For businesses and organizations that do use Google+ as an internal communication and collaboration platform, Google is developing Currents, with new enterprise-grade features.

Currents is currently in beta, with a number of new features in beta or under development:
  • Advanced search
  • Starring posts
  • Advanced tagging
  • Custom streams
  • Recommended Spotlight posts
  • Post analytics
  • Removing the profile creation requirement
  • Content administrator management tools
  • Preserving posts of former employees
  • Integration with Google Vault
Many of these features have been in at least the planning stages since 2018, likely long before the sunsetting of consumer Google+ was even announced.  
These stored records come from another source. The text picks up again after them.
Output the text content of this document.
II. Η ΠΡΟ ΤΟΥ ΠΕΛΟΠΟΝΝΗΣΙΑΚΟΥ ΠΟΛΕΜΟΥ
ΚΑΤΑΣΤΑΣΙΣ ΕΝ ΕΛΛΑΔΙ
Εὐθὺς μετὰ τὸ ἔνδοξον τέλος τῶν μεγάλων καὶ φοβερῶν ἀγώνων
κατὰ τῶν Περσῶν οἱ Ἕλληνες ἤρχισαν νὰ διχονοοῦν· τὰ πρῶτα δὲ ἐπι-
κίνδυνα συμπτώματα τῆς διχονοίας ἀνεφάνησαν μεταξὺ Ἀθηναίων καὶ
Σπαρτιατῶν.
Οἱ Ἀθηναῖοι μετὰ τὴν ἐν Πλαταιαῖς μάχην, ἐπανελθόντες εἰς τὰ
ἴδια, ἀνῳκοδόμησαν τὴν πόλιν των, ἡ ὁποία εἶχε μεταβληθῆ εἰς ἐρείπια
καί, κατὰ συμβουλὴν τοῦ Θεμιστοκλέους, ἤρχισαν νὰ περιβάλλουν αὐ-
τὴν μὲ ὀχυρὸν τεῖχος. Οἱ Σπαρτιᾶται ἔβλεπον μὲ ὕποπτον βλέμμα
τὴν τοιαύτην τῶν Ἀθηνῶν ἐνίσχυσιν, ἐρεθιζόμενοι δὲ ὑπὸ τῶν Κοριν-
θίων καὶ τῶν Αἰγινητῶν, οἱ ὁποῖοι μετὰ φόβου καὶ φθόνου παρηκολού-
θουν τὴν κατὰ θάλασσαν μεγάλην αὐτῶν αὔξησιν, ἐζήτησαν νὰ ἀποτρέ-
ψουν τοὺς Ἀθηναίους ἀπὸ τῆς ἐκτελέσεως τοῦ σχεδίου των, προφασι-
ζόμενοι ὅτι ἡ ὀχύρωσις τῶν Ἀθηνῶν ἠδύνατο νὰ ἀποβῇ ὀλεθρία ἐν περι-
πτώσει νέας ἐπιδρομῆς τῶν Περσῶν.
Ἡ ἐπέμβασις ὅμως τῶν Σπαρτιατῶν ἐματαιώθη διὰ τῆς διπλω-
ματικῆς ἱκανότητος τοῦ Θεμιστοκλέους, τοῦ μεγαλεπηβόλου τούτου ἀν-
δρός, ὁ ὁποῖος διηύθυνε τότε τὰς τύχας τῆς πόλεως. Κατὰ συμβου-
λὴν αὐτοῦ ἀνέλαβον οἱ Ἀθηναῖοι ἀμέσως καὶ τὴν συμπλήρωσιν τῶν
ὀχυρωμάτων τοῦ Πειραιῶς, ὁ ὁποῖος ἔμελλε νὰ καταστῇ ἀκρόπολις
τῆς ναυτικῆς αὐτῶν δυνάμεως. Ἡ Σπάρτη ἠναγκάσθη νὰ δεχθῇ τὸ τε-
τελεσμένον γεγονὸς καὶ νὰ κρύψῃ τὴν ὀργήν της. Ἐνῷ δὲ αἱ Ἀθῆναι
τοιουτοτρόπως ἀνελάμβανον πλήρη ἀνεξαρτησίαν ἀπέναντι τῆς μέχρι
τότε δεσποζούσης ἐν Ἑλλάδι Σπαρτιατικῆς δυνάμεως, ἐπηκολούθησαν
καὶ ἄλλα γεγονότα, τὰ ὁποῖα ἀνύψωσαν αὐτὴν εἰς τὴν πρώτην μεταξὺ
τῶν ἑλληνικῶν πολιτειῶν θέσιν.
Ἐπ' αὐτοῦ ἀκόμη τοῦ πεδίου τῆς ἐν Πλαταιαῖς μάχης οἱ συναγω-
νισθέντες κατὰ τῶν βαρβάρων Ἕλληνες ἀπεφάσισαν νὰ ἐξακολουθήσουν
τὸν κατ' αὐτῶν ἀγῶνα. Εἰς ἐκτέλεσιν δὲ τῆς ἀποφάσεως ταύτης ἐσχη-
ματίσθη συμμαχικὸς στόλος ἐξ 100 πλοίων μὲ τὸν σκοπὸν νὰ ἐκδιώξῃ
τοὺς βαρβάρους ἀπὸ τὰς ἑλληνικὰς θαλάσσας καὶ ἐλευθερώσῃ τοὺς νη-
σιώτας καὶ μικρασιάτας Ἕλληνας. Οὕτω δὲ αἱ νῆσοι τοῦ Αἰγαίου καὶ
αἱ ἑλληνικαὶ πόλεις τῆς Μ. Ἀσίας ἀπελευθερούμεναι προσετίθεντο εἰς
2020 should see some updates and give a sense whether the new new Google+ is what business users are looking for.

Comments

  1. Google Plus took us out of our filter bubbles and drew together disparate and unlikely people. Now I am back in my filter bubbles, and missing those lively conversations.
    I have a very few people, like you from G+, in Feedly.

    ReplyDelete
    Replies
    1. That's so true! I think the push for everyone with a Google account to have a Google+ Profile brought together a diverse crowd. Although that aggressive push may have also been part of its downfall.

      I feel like maybe the heyday of the social network has passed, and conversations have shifted to more private communities and personal sites.